I am starting to pick up on some messages. Credit: Konami

Part of what makes The Short Message frustrating is the overt lack of subtlety and its mechanical clunkiness. The only substantial interaction you have with the game is to look at objects and notes, and to run away from the (well-animated) monster Scooby-Doo style. You could derisively suggest that this clunkiness is true to one facet of the Silent Hill experience, but The Short Message does not simply live within the shadow of Silent Hill, it lives in the shadow of P.T., one of the most mechanically interesting horror games in history, a beautiful puzzle box that it took the whole internet to solve, and a point of pain that many fans are still pissed off about. 

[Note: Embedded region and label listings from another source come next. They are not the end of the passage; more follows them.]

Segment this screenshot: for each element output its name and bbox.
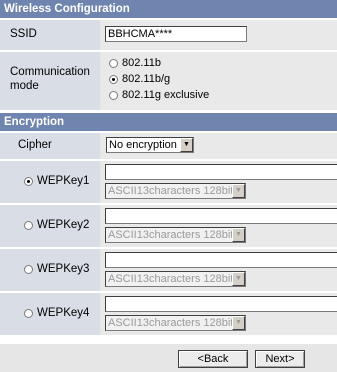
chevron-down-icon[interactable]: ▼ <box>232 228 245 242</box>
wizard-nav-bar: <Back Next> <box>0 344 337 372</box>
mode-option-80211g-exclusive[interactable]: 802.11g exclusive <box>109 89 209 101</box>
wep-key1-input[interactable] <box>105 164 337 180</box>
cipher-select[interactable]: No encryption ▼ <box>106 137 194 153</box>
chevron-down-icon[interactable]: ▼ <box>232 184 245 198</box>
mode-option-80211b[interactable]: 802.11b <box>109 57 161 69</box>
wep-key1-radio[interactable]: WEPKey1 <box>24 175 89 187</box>
wep-key-value-cell: ASCII13characters 128bit ▼ <box>101 293 337 335</box>
wep-key1-label: WEPKey1 <box>37 175 90 187</box>
wep-key-type-value: ASCII13characters 128bit <box>108 317 234 329</box>
mode-label-line1: Communication <box>10 66 90 78</box>
wep-key-label-cell: WEPKey3 <box>0 249 100 291</box>
wep-key-value-cell: ASCII13characters 128bit ▼ <box>101 161 337 203</box>
wep-key-row: WEPKey3 ASCII13characters 128bit ▼ <box>0 249 337 291</box>
wep-key4-radio[interactable]: WEPKey4 <box>24 307 89 319</box>
chevron-down-icon[interactable]: ▼ <box>232 316 245 330</box>
wep-key-label-cell: WEPKey2 <box>0 205 100 247</box>
ssid-input[interactable] <box>105 26 247 42</box>
radio-icon[interactable] <box>109 90 118 100</box>
back-button[interactable]: <Back <box>178 350 248 368</box>
mode-label-cell: Communication mode <box>0 52 100 110</box>
cipher-label-cell: Cipher <box>0 133 100 159</box>
ssid-row: SSID <box>0 20 337 50</box>
wep-key-type-value: ASCII13characters 128bit <box>108 229 234 241</box>
radio-selected-icon[interactable] <box>24 176 33 186</box>
next-button[interactable]: Next> <box>255 350 305 368</box>
chevron-down-icon[interactable]: ▼ <box>232 272 245 286</box>
mode-option-80211bg[interactable]: 802.11b/g <box>109 73 170 85</box>
wep-key-type-value: ASCII13characters 128bit <box>108 273 234 285</box>
wep-key4-type-select[interactable]: ASCII13characters 128bit ▼ <box>105 315 246 331</box>
communication-mode-row: Communication mode 802.11b 802.11b/g 802… <box>0 52 337 110</box>
wep-key-row: WEPKey2 ASCII13characters 128bit ▼ <box>0 205 337 247</box>
wep-key2-label: WEPKey2 <box>37 219 90 231</box>
wep-key-label-cell: WEPKey1 <box>0 161 100 203</box>
radio-selected-icon[interactable] <box>109 74 118 84</box>
wep-key1-type-select[interactable]: ASCII13characters 128bit ▼ <box>105 183 246 199</box>
wep-key3-input[interactable] <box>105 252 337 268</box>
encryption-header: Encryption <box>0 113 337 131</box>
wep-key-value-cell: ASCII13characters 128bit ▼ <box>101 249 337 291</box>
mode-options-cell: 802.11b 802.11b/g 802.11g exclusive <box>101 52 337 110</box>
radio-icon[interactable] <box>24 308 33 318</box>
cipher-label: Cipher <box>18 139 52 151</box>
mode-option-label: 802.11b <box>122 57 161 69</box>
wep-key3-label: WEPKey3 <box>37 263 90 275</box>
wep-key4-input[interactable] <box>105 296 337 312</box>
cipher-row: Cipher No encryption ▼ <box>0 133 337 159</box>
wep-key-label-cell: WEPKey4 <box>0 293 100 335</box>
radio-icon[interactable] <box>109 58 118 68</box>
wep-key-row: WEPKey1 ASCII13characters 128bit ▼ <box>0 161 337 203</box>
wireless-config-header: Wireless Configuration <box>0 0 337 18</box>
cipher-value-cell: No encryption ▼ <box>101 133 337 159</box>
ssid-label-cell: SSID <box>0 20 100 50</box>
wep-key4-label: WEPKey4 <box>37 307 90 319</box>
chevron-down-icon[interactable]: ▼ <box>180 138 193 152</box>
radio-icon[interactable] <box>24 264 33 274</box>
wep-key-type-value: ASCII13characters 128bit <box>108 185 234 197</box>
wep-key3-radio[interactable]: WEPKey3 <box>24 263 89 275</box>
wep-key2-type-select[interactable]: ASCII13characters 128bit ▼ <box>105 227 246 243</box>
mode-option-label: 802.11b/g <box>122 73 171 85</box>
wep-key3-type-select[interactable]: ASCII13characters 128bit ▼ <box>105 271 246 287</box>
mode-label-line2: mode <box>10 80 39 92</box>
wep-key2-radio[interactable]: WEPKey2 <box>24 219 89 231</box>
wep-key-row: WEPKey4 ASCII13characters 128bit ▼ <box>0 293 337 335</box>
radio-icon[interactable] <box>24 220 33 230</box>
wep-key2-input[interactable] <box>105 208 337 224</box>
wep-key-value-cell: ASCII13characters 128bit ▼ <box>101 205 337 247</box>
ssid-value-cell <box>101 20 337 50</box>
ssid-label: SSID <box>10 28 37 40</box>
cipher-select-value: No encryption <box>109 139 177 151</box>
mode-option-label: 802.11g exclusive <box>122 89 210 101</box>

There’s groan-worthy images in this game, like a locker full of bloody razor blades and walls full of sticky notes with mean names written on them. The entire last boss fight, if you can call it that, is a frustrating hide and seek maze hunt that is less scary than it is irritating. The game also doesn’t come to satisfying conclusions to many of the threads that it lays down, which leads it to feel both forced in some ways and half-baked in others. At all times I get what they are going for, but the game is too small in scope to have fun, too obvious in the wrong ways and too frustrating in others. Multiple times I found myself saying “alright, I get it” out loud.

A recurring theme in The Short Message and much of Silent Hill is that of being cursed because you cannot acknowledge a wrong: that there is a fundamental transgression or sin that haunts you. Silent Hill is often depicted as a hell, a punishment zone that you will be trapped with until you can admit the sin you have shoved to the margins of your mind. Silent Hill as a series is also cursed like that. No company in gaming history imploded quite as spectacularly and publicly as Konami. They alienated a beloved game designer and put developers on janitorial duty in their gyms. It has felt perpetually strange for them to simply show up and pretend like that did not happen. And while I do not begrudge Silent Hill lead producer Motoi Okamoto or anyone involved for attempting to right the ship, this fact will forever haunt them like a ghost, chasing them, punishing them until they find a way to finally put it to rest.